By Adam Pursel
One of the great (and awful) things about studying through an entire book of the Bible is that we often encounter passages that we would rather ignore. Colossians 3:5-6 are some of those verses for many of us. Here, Paul is beginning to explain to us what he meant in Colossians 3:1-3 when he told us to seek the things above, set our minds on the things above, and that we have died with Christ.
Colossians 3:5-6 says, “Put to death therefore what is earthly in you: sexual immorality, impurity, passion, evil desire, and covetousness, which is idolatry. 6 On account of these the wrath of God is coming.”
Do you see what I mean? Here we are, happily enjoying some time in the Word of God – we’ve got our coffee mug, our phone is poised and ready to post some really inspiring verse on top of a sunset/mountain/ocean/baby picture, and our pen is carefully resting on our Jesus Journal…and then God has to go and say some stuff that we don’t like! I can’t put that on Instagram! And now my coffee is cold! OK, you get my point. Seriously though, I do think there are at least two things here that go against what our culture tells us, and (I think) go against our culture-shaped intuitions as well.
Instead of addressing those two things, I would like to take a minute to discuss our attitude toward Scripture in general.

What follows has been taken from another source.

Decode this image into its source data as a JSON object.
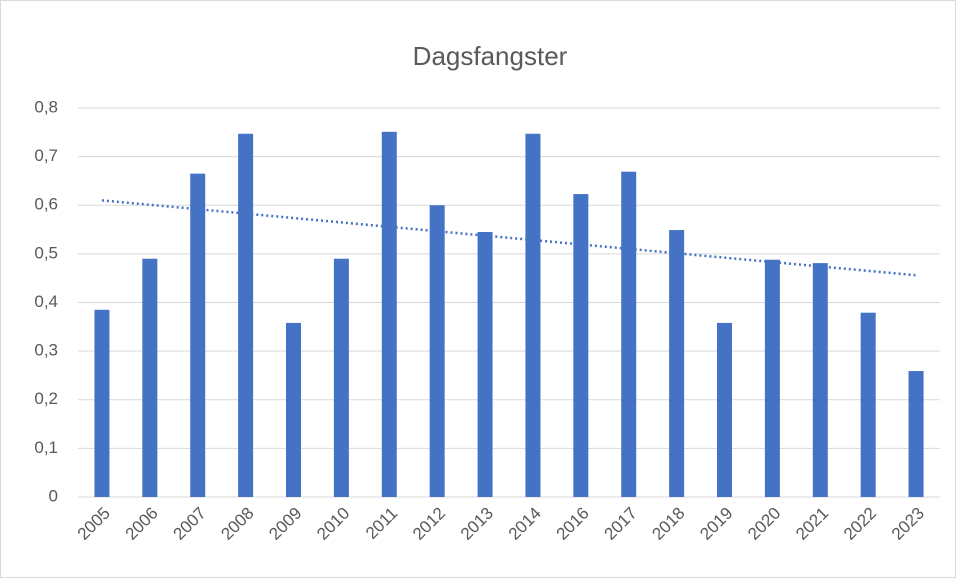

I think a lot of us would say that we trust Jesus for salvation. If that’s you, that’s awesome!!! Praise God that He has redeemed you through trusting His Son! But I think that some of us who have trusted Jesus for salvation have somehow formed the belief that we can more or less pick and choose which Scriptures we listen to and which Scriptures we can ignore. That’s not OK. Here’s the deal, if you pick and choose which parts of the Bible to listen to and which ones to ignore, then you don’t have a God who can disagree with you. And if you don’t have a God who can disagree with you, you don’t have a God at all…you just have you (and that’s neither good nor Christian).
So, here’s our statement for the day: “Actual trust assumes an attitude of trust.” Here’s what I mean: if you actually trust Jesus, then you will necessarily have an attitude of trust for His Word. This attitude of trust is one that says to God, “Thy Kingdom come, Thy will be done…”
Let me tell you how this plays out in my life. There are times when I come across a passage in Scripture that I dislike. I look at what God’s Word is clearly declaring, I compare that to what I believe or want to be true, and there is clear discord – one of us is wrong. When I encounter those moments, I like to ask myself a question: “Between God and me, when we disagree, who is more likely to be right?” You don’t need to know me to know that the answer to this question is painfully obvious – God is always right, I am always wrong. And I don’t need to know you to know that this applies to you too. Whenever your thoughts, feelings, beliefs, or opinions contradict what the Scriptures teach – God is always right, you are always wrong. That isn’t because we are particularly bad people, it’s because we are people. And if we’re people who are claiming to have actual, saving trust in Jesus, that actual trust assumes an attitude of trust. It assumes an attitude that seeks to hear from God through His Word, and then to confess to God that He is right, even if we find our hearts disagreeing with what He has declared. Actual trust assumes an attitude of trust.
So, how has your attitude been lately? Have you adopted an attitude of trust towards God and His Word? Or have you been choosing to trust you over God? If you’ve been doing the latter, I cannot encourage you strongly enough to stop. The God of the Universe has invited you to know Him and love Him, but we can only do that by trusting Him…and actual trust assumes an attitude of trust.